The cab is shaking from side to side as though the ground’s rumbling underneath, and each time it comes up behind a horse Grace is thrown forward as the driver brakes. Once she’s back in her seat, her eyes are fixed on the taxi meter as it clicks higher and higher. This is her sending-home money and she’s trying to think what else she can do without. It’s a while before she knows where she is, then she’s by Victoria Station, that’s ten minutes’ walk, and she knows the way. Grace leans forward and asks the driver to stop. ‘Thought you said Park Lane,’ he grumbles. ‘Remembered where you really live?’

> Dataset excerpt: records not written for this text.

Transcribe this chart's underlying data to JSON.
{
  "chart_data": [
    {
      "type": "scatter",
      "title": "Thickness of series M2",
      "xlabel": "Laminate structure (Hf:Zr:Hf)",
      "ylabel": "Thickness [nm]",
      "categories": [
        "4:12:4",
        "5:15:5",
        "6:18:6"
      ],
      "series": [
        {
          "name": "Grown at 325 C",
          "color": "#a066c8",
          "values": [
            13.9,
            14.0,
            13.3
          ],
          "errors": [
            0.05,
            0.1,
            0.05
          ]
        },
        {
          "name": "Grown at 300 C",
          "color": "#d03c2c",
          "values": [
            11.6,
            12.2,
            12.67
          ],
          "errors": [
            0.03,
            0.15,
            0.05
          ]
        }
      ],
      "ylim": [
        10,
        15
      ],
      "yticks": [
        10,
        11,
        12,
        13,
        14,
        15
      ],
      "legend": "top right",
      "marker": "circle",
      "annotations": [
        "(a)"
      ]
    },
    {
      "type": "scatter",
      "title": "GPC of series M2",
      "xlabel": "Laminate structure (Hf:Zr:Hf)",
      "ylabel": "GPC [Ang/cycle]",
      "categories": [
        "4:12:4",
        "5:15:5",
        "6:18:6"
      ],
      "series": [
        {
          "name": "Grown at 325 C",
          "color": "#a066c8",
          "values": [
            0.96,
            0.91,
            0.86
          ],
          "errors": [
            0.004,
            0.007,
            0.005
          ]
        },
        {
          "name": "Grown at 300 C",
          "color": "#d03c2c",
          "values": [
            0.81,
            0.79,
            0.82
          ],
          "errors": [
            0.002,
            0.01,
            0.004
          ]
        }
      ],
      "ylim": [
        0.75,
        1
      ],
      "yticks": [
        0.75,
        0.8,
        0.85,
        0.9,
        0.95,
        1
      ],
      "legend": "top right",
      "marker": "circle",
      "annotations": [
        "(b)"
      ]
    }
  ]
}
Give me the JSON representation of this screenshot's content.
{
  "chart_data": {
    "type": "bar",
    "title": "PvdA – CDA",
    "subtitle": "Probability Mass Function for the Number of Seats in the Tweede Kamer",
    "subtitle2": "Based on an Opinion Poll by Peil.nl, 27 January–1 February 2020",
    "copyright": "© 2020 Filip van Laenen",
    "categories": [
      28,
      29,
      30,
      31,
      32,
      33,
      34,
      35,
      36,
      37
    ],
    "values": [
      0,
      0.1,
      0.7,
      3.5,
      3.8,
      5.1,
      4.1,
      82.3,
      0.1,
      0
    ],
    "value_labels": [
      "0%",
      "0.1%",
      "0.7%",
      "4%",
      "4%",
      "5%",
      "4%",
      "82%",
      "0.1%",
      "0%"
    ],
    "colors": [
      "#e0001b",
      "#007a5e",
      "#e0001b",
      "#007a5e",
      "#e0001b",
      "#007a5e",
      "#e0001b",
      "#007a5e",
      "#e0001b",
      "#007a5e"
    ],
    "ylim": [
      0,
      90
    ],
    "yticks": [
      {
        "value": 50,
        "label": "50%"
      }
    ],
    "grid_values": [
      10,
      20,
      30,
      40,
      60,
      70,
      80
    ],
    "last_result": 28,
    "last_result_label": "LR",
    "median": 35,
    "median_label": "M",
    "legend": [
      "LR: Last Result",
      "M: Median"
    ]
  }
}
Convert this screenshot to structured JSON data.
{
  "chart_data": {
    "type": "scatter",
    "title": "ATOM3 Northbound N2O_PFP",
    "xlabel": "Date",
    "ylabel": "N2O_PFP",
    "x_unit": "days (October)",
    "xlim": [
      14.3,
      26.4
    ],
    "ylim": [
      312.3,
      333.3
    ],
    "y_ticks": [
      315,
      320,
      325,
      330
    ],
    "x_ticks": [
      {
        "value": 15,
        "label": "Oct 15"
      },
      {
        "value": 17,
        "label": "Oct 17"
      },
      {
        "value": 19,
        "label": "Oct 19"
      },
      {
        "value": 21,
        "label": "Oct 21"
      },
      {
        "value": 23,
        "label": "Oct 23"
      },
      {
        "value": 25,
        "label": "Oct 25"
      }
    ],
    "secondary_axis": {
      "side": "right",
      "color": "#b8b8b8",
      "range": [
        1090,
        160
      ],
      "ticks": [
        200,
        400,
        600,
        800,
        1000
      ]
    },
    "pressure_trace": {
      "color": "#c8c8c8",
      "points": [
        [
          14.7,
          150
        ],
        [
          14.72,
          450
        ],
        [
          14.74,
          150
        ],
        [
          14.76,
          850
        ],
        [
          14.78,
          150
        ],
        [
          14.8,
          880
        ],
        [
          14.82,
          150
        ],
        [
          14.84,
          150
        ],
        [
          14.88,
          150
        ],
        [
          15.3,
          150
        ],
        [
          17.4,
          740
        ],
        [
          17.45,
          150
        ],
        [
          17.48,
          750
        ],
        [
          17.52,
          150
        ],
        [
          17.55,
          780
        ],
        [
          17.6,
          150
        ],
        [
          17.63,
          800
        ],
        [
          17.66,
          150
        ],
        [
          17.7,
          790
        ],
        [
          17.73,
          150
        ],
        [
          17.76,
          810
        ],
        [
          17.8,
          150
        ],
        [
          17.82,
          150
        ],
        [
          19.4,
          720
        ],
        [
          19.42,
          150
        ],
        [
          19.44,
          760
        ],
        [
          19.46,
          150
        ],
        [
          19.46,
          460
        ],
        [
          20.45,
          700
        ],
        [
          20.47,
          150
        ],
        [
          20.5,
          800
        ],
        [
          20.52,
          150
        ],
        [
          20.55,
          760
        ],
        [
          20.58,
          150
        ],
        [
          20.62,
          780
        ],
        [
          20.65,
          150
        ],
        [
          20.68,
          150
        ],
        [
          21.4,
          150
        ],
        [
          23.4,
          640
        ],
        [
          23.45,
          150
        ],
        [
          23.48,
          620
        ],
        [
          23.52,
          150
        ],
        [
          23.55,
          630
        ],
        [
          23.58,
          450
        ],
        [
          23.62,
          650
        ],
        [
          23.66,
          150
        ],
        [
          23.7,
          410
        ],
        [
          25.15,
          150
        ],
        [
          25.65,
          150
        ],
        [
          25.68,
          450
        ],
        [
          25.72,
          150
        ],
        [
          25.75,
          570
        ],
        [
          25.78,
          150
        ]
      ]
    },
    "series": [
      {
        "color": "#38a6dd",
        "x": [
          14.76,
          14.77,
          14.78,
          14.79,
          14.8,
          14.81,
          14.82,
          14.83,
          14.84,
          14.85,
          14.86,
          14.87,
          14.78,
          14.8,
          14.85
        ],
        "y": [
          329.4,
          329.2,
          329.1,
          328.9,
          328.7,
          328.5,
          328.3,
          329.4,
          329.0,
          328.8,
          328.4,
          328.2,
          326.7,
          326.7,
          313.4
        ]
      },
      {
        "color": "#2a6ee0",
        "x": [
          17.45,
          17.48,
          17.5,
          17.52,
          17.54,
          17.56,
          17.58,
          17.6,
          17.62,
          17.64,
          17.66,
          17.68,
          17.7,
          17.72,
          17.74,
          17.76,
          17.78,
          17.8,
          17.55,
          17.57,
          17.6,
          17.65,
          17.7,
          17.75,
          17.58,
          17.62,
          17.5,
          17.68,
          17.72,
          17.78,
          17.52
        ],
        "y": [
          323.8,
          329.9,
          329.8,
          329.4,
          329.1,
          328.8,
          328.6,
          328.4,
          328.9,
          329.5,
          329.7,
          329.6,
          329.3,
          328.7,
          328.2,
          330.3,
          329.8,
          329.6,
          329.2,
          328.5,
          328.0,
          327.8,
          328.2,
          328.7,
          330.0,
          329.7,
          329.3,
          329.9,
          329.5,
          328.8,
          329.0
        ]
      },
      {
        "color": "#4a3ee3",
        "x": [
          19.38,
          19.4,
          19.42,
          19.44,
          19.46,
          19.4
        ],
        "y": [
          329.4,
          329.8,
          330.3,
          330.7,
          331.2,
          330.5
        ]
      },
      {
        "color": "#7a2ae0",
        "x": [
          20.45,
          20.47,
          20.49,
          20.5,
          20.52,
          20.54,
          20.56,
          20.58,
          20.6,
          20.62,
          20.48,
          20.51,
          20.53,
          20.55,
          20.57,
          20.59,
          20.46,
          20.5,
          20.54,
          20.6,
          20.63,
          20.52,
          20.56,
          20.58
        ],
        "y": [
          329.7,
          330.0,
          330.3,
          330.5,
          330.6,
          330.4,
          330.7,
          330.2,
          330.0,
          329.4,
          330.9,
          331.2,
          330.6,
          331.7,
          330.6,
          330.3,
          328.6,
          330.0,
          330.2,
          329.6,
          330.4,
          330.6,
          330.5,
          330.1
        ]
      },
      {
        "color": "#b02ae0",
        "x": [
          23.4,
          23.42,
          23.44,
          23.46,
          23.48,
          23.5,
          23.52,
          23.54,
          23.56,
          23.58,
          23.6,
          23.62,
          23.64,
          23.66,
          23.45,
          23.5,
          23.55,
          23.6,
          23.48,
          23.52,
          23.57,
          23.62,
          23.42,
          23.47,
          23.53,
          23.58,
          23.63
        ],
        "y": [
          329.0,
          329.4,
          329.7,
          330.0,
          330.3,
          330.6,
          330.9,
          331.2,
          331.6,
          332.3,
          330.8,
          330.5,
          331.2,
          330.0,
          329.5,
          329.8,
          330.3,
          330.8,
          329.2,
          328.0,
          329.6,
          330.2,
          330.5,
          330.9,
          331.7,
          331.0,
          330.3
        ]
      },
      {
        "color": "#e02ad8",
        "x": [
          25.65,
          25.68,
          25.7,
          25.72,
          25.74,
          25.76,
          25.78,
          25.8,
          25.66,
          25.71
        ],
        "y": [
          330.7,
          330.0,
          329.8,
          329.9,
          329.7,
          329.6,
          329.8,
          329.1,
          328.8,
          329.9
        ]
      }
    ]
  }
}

Sunday again. Michael takes Grace to the far side of the park. The damp chill of the last few weeks is fading and the freshness of the air begins to take her mind away from last night. Every minute she sat in church she was wondering if God forgives girls who encourage men. It must have been her fault that Mr Pointer behaved liked that. Is that what London has done to her, and so quick? The thought comes to her that Joseph may be seeing that too and it makes her feel slightly ill, so she fixes her eyes
on the building ahead, dark red brick and windows the size of small trees.
‘Looks like a palace, Michael.’
‘It is a palace.’
‘Who lives there?’
He doesn’t reply.
‘There must be dozens of them.’
‘Only dozens of servants, and thought little of. The rich keep their eyes shut and their hearts empty, Grace. They don’t give a damn about us. I’d do away with the lot of them.’
Grace jolts back with this, almost as if he’s been speaking about her, which he is, in a way. When you’re in service it feels as though what happens to the family you work for is happening to you, too. She thinks of Miss Beatrice, and Lady Masters; would Michael want to do away with them? Surely they care about Grace and the rest of them downstairs, what with the questions they ask. She feels a little hollow. No, she thinks, this mustn’t be true; she’s not going to let Michael make all that friendliness untrue. There’s enough bad thoughts she’s had this morning and she’s not having him take away the good ones she might have left.
‘No, Michael,’ she says. ‘I don’t think that’s fair.’
‘Turning your head, is it? Mayfair and all that money? You’ll be on their side, soon … If I had my way I’d never give them a civil word. Some day I won’t have to.’
‘No, Michael, it’s simply not fair to say all of them are like that.’
He grunts.
She continues. ‘Some of them have the money not to be,’ and as she smiles at this wry comment of hers, Michael laughs out loud.
‘But it’s true,’ he says, ‘you have to be able to afford to be kind. Remember that: what you can afford to do and what you can’t. Not just money either, Grace. Don’t give anything away lightly.’
They hover by the Round Pond, watching the miniature yachts trying to make their way across. A few feet from them a man so wide that he looks as if he would be better bouncing along rather than walking, struggles to lean over to launch his wooden boat.